Machine learning has been possible partly due to the accumulation of data, and within that data, an important step is that of data validation. May it be a data warehouse, database, or data lake migration, all require data validations. It mainly encompasses comparing the structured and the semi-structured data right from the source to the target and subsequently verifying that they match correctly after every step in the process.

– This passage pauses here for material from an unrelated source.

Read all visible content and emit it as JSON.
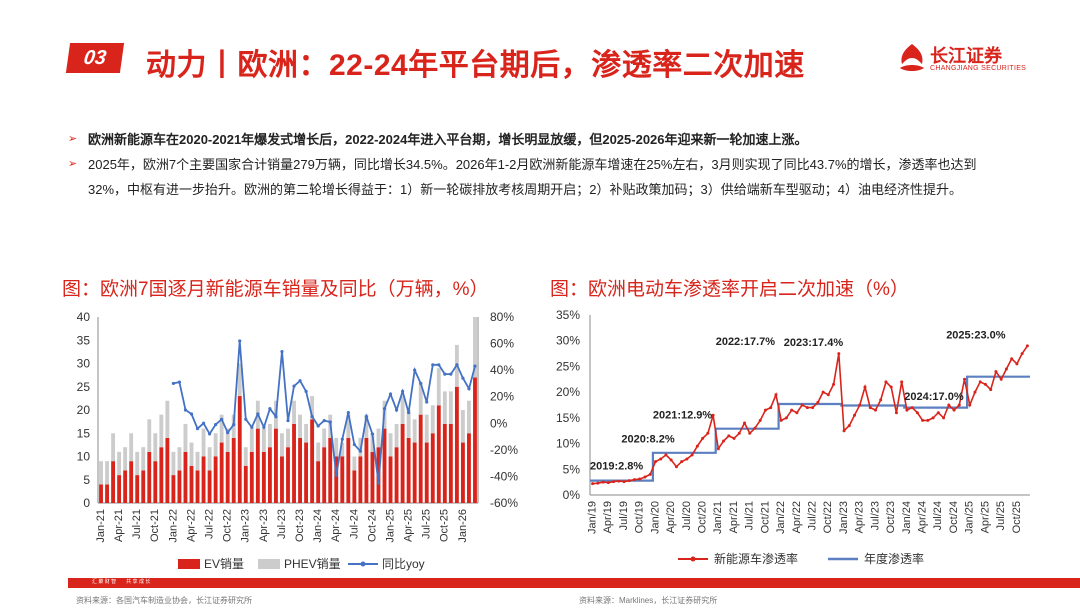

The Data Validation Tool by Google
Looking at the importance of data validation, Google recently released the Data Validation Tool (DVT). This tool will primarily function as an open-sourced Python CLI tool that would provide an automated and repeatable solution for the process of data validation. The researchers have claimed that this tool would work in different environments with brilliant accuracy. The framework that was equipped for this tool is the Ibis. This would act as an intermediary link between the numerous data sources like BigQuery, Cloud Spanner, and so forth.
Working of the Tool
Data validation as such is a tiresome task, and cross-platform validation adds to the burden. Many consumers have to build and maintain customizable solutions for performing the functions of cross-platform validation. However, if this tool by Google is truly successful in its application, it could provide standardized solutions to the consumers and validate any data migrated recently. It would work for all the data stored in the Google Cloud. Not only this, DVT proves to be advantageous in the domain as it can be integrated into the pre-existing system, thereby saving tons of effort. It merges with the ETL pipelines that then provides the consumers with a seamless and automated validation. This tool works well with third-party databases, and it looks at their products and the file system. Names like BigQuery, Cloud SQL, FileSystem (GCS, S3, or local files), Hive, Impala, MySQL, Oracle, Postgres, Snowflake, Spanner, SQL Server, and Teradata are adequately connected by the DVT.

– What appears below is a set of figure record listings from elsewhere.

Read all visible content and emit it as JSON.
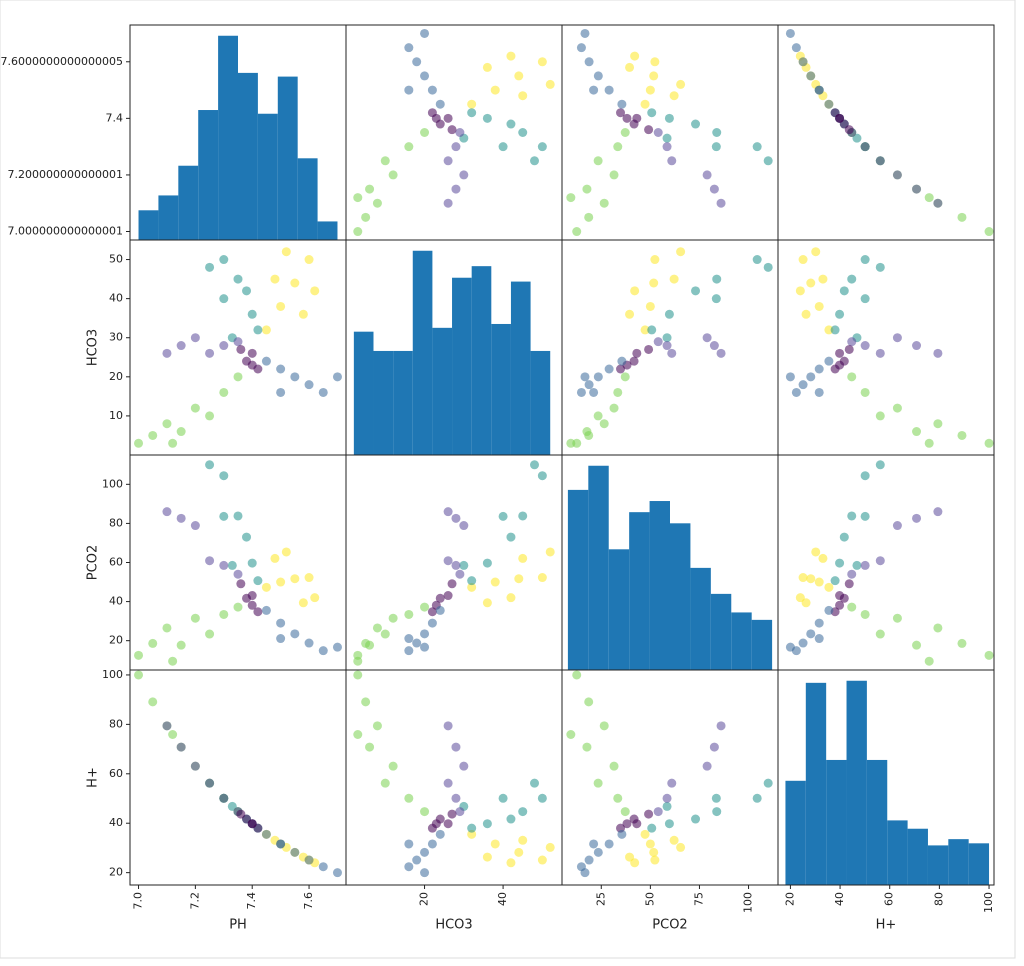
{
  "chart_data": {
    "type": "scatter_matrix",
    "variables": [
      {
        "name": "PH",
        "lim": [
          6.97,
          7.73
        ],
        "yticks": [
          {
            "value": 7.0,
            "label": "7.000000000000001"
          },
          {
            "value": 7.2,
            "label": "7.200000000000001"
          },
          7.4,
          {
            "value": 7.6,
            "label": "7.6000000000000005"
          }
        ],
        "xticks": [
          {
            "value": 7.0,
            "label": "7.0"
          },
          7.2,
          7.4,
          7.6
        ],
        "bins": [
          7.0,
          7.07,
          7.14,
          7.21,
          7.28,
          7.35,
          7.42,
          7.49,
          7.56,
          7.63,
          7.7
        ],
        "counts": [
          8,
          12,
          20,
          35,
          55,
          45,
          34,
          44,
          22,
          5
        ]
      },
      {
        "name": "HCO3",
        "lim": [
          0,
          55
        ],
        "yticks": [
          10,
          20,
          30,
          40,
          50
        ],
        "xticks": [
          20,
          40
        ],
        "bins": [
          2,
          7,
          12,
          17,
          22,
          27,
          32,
          37,
          42,
          47,
          52
        ],
        "counts": [
          32,
          27,
          27,
          53,
          33,
          46,
          49,
          34,
          45,
          27
        ]
      },
      {
        "name": "PCO2",
        "lim": [
          5,
          115
        ],
        "yticks": [
          20,
          40,
          60,
          80,
          100
        ],
        "xticks": [
          25,
          50,
          75,
          100
        ],
        "bins": [
          8,
          18.4,
          28.8,
          39.2,
          49.6,
          60,
          70.4,
          80.8,
          91.2,
          101.6,
          112
        ],
        "counts": [
          97,
          110,
          65,
          85,
          91,
          79,
          55,
          41,
          31,
          27
        ]
      },
      {
        "name": "H+",
        "lim": [
          15,
          102
        ],
        "yticks": [
          20,
          40,
          60,
          80,
          100
        ],
        "xticks": [
          20,
          40,
          60,
          80,
          100
        ],
        "bins": [
          18,
          26.2,
          34.4,
          42.6,
          50.8,
          59,
          67.2,
          75.4,
          83.6,
          91.8,
          100
        ],
        "counts": [
          50,
          97,
          60,
          98,
          60,
          31,
          27,
          19,
          22,
          20
        ]
      }
    ],
    "hist_color": "#1f77b4",
    "series": [
      {
        "color": "#fde725",
        "values": [
          [
            7.45,
            32,
            47.3,
            35.5
          ],
          [
            7.5,
            38,
            50.0,
            31.6
          ],
          [
            7.55,
            44,
            51.7,
            28.2
          ],
          [
            7.6,
            50,
            52.3,
            25.1
          ],
          [
            7.48,
            45,
            62.1,
            33.1
          ],
          [
            7.52,
            52,
            65.4,
            30.2
          ],
          [
            7.62,
            42,
            42.0,
            24.0
          ],
          [
            7.58,
            36,
            39.4,
            26.3
          ]
        ]
      },
      {
        "color": "#21918c",
        "values": [
          [
            7.3,
            40,
            83.6,
            50.1
          ],
          [
            7.35,
            45,
            83.8,
            44.7
          ],
          [
            7.4,
            36,
            59.7,
            39.8
          ],
          [
            7.25,
            48,
            110,
            56.2
          ],
          [
            7.3,
            50,
            104.4,
            50.1
          ],
          [
            7.42,
            32,
            50.7,
            38.0
          ],
          [
            7.38,
            42,
            73.0,
            41.7
          ],
          [
            7.33,
            30,
            58.5,
            46.8
          ]
        ]
      },
      {
        "color": "#7ad151",
        "values": [
          [
            7.0,
            3,
            12.5,
            100
          ],
          [
            7.05,
            5,
            18.6,
            89.1
          ],
          [
            7.1,
            8,
            26.5,
            79.4
          ],
          [
            7.15,
            6,
            17.7,
            70.8
          ],
          [
            7.2,
            12,
            31.5,
            63.1
          ],
          [
            7.25,
            10,
            23.4,
            56.2
          ],
          [
            7.3,
            16,
            33.4,
            50.1
          ],
          [
            7.35,
            20,
            37.2,
            44.7
          ],
          [
            7.12,
            3,
            9.5,
            75.9
          ]
        ]
      },
      {
        "color": "#5b4a9b",
        "values": [
          [
            7.1,
            26,
            86.0,
            79.4
          ],
          [
            7.15,
            28,
            82.6,
            70.8
          ],
          [
            7.2,
            30,
            78.9,
            63.1
          ],
          [
            7.25,
            26,
            60.9,
            56.2
          ],
          [
            7.3,
            28,
            58.5,
            50.1
          ],
          [
            7.35,
            29,
            54.0,
            44.7
          ]
        ]
      },
      {
        "color": "#440154",
        "values": [
          [
            7.38,
            24,
            41.7,
            41.7
          ],
          [
            7.4,
            26,
            43.1,
            39.8
          ],
          [
            7.42,
            22,
            34.8,
            38.0
          ],
          [
            7.4,
            23,
            38.1,
            39.8
          ],
          [
            7.36,
            27,
            49.1,
            43.7
          ]
        ]
      },
      {
        "color": "#3b6a9b",
        "values": [
          [
            7.5,
            22,
            29.0,
            31.6
          ],
          [
            7.55,
            20,
            23.5,
            28.2
          ],
          [
            7.6,
            18,
            18.8,
            25.1
          ],
          [
            7.65,
            16,
            14.9,
            22.4
          ],
          [
            7.7,
            20,
            16.7,
            20.0
          ],
          [
            7.5,
            16,
            21.1,
            31.6
          ],
          [
            7.45,
            24,
            35.5,
            35.5
          ]
        ]
      }
    ]
  }
}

Functions Performed by the Tool
The DVT as a tool is being claimed to perform multi-leveled data validation functions. These functions include the following:
- Table level
The table row count, group by row count, column aggregation, and filters are added via the tool in this function.
- Column Level
In this, the schema and the column type are added.
- Row Level
This works only for BigQuery, wherein the hash comparison is made.
- Raw SQL Exploration
In this, the raw custom queries are run on different data sources for the best possible solution.
Usage of the DVT
The DVT doesn’t have complex working and is user friendly. The first thing that the user needs to get started with is creating a good connection. This can be done through any of the data sources that have been listed prior to the validation. Now, by default, if the user does not provide an aggregation, it automatically goes to court, which says that the tool would count the number of columns in the source table, then verify and match the count as provided in the target table. The DVT is highly customizable, and different tables and labels can be added to the validations. Moreover, the validation can then be saved to a YAML configuration file. This allows the user to modify the file later as and when required. BigQuery is the result handler for this tool.
The tool has been open-sourced for public usage, but the researchers are actively improving the tool and including new features for even better validation.